First Lady of California
- In role January 9, 1856 – January 8, 1858
- Governor: J. Neely Johnson
- Preceded by: Elizabeth Bigler
- Succeeded by: Lizzie Weller

Personal details
- Born: Mary Zabriskie c. 1830 New Jersey, U.S.
- Died: June 26, 1887 (aged 56–57)
- Spouse(s): J. Neely Johnson ​ ​(m. 1851; died 1872)​ Sylvester H. Day
- Children: 2

= Mary Johnson (first lady) =

First Lady of California from 1856 to 1858

Mary Johnson (née Zabriskie; c. 1830 - 26 June 1887) was the 4th First Lady of California, wife of J. Neely Johnson, Governor from 1856 to 1858.

==Life==
Born Mary Zabriskie to James C. Zabriskie and Elizabeth W. Mann around 1830 in New Jersey. The family moved to California in 1849. They settled in Sacramento where James practiced law.

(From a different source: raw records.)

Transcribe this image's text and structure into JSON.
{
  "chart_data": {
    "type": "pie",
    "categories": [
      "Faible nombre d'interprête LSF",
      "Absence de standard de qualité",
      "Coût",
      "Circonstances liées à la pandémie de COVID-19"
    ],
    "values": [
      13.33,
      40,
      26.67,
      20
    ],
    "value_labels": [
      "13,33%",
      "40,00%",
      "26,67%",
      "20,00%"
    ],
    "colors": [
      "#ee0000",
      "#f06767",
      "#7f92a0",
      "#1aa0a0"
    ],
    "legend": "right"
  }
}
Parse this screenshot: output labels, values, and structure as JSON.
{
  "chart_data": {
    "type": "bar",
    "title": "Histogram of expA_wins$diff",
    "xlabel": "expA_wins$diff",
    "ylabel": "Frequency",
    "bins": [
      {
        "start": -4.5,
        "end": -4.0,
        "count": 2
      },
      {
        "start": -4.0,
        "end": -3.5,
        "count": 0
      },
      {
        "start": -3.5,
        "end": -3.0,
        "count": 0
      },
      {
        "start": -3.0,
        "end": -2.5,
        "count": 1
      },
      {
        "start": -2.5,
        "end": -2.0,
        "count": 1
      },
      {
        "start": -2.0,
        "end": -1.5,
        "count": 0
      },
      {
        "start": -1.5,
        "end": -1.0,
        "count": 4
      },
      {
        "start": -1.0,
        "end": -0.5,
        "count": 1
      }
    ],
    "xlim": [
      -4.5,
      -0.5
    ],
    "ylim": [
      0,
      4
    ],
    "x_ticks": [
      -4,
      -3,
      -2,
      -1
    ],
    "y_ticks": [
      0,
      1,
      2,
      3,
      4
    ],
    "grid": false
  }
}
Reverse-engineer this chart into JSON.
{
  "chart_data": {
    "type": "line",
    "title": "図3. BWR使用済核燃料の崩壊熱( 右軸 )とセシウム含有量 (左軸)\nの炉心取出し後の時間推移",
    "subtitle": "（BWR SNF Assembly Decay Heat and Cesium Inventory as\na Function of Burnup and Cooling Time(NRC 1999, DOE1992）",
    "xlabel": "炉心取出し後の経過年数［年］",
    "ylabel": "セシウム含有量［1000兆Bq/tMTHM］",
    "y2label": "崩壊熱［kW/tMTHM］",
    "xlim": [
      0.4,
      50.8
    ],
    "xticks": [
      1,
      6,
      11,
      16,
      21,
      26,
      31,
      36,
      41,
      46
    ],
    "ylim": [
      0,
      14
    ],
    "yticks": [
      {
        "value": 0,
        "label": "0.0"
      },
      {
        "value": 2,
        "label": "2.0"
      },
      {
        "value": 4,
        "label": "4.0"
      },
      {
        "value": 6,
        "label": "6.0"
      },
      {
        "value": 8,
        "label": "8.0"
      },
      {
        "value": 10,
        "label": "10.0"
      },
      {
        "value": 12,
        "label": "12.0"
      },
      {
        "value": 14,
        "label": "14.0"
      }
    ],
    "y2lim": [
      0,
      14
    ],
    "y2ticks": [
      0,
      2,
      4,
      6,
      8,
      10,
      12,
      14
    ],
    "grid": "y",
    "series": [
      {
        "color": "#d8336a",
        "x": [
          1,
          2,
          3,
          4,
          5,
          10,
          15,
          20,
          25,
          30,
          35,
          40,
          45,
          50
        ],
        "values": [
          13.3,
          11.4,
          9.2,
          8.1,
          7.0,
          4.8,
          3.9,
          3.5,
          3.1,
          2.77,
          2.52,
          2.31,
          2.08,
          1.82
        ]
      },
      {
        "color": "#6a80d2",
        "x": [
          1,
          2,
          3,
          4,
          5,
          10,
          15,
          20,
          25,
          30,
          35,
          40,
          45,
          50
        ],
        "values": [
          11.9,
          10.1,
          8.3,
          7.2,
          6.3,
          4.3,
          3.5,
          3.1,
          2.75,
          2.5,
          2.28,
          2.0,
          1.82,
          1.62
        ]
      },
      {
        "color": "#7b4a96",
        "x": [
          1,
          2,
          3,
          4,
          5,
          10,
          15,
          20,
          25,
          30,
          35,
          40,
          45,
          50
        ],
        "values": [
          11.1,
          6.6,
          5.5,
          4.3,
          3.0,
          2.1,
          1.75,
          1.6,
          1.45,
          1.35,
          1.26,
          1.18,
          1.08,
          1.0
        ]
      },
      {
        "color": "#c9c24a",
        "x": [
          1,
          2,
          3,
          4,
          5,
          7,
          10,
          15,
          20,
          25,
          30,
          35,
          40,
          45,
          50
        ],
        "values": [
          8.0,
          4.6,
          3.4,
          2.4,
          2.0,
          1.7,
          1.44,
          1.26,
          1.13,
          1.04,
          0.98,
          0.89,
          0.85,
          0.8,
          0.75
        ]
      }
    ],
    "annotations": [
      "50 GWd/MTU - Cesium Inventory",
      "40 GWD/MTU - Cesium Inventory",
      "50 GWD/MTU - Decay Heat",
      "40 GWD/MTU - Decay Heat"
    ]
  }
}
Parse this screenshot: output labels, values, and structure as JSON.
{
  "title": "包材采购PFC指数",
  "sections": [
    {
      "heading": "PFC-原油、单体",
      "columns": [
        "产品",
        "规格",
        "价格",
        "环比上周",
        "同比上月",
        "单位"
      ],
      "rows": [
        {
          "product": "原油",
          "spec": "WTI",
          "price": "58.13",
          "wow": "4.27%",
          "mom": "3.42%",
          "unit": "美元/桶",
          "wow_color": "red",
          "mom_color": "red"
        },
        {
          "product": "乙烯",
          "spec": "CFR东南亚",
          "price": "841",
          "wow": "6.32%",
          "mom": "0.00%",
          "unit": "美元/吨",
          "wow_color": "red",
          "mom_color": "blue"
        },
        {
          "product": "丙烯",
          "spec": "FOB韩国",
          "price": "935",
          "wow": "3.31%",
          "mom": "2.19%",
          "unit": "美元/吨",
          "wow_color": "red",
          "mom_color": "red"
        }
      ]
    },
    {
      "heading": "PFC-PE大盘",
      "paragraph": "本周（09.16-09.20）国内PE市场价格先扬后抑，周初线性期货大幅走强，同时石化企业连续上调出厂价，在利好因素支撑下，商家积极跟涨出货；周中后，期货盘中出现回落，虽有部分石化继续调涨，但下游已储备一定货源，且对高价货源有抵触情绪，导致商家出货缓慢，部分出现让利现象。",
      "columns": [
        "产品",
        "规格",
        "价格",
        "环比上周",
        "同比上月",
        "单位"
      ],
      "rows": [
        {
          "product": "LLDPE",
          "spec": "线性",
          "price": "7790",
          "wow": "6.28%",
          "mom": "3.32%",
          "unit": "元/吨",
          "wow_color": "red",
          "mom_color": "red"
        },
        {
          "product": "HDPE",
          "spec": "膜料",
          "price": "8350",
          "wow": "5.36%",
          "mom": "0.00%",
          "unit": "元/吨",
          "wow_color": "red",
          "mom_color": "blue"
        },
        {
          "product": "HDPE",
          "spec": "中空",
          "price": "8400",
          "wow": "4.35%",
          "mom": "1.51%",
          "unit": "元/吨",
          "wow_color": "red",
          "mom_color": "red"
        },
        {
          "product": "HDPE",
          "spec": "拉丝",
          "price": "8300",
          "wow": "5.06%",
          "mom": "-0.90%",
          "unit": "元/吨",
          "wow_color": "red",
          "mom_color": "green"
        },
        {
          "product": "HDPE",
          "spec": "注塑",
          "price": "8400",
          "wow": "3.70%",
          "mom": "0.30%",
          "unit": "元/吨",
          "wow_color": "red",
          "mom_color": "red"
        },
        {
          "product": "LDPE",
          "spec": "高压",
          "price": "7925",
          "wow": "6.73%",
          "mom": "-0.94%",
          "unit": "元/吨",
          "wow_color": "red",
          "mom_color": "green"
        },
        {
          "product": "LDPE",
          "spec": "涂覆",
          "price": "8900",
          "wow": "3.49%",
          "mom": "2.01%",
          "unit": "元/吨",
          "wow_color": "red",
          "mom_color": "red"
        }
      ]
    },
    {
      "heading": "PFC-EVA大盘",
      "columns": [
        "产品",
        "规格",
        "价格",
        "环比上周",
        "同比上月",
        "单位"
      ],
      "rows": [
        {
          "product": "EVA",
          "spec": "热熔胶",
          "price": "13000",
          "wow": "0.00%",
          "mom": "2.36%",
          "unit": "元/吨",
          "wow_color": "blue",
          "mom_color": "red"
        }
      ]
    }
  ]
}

Mary married Colonel J. Neely Johnson on 26 June 1851. They had two children William and Bessie.

J. Neely Johnson and Mary had the first gubernatorial inaugural ball in California, in 1856. Mary was prominent in Sacramento society.

In 1859, they moved to Carson City, Nevada Territory, where J. Neely ran the Bowers Mine.

After her husband's death Mary married Colonel Sylvester H. Day. She lived in Carson City until her death on 23 November 1887.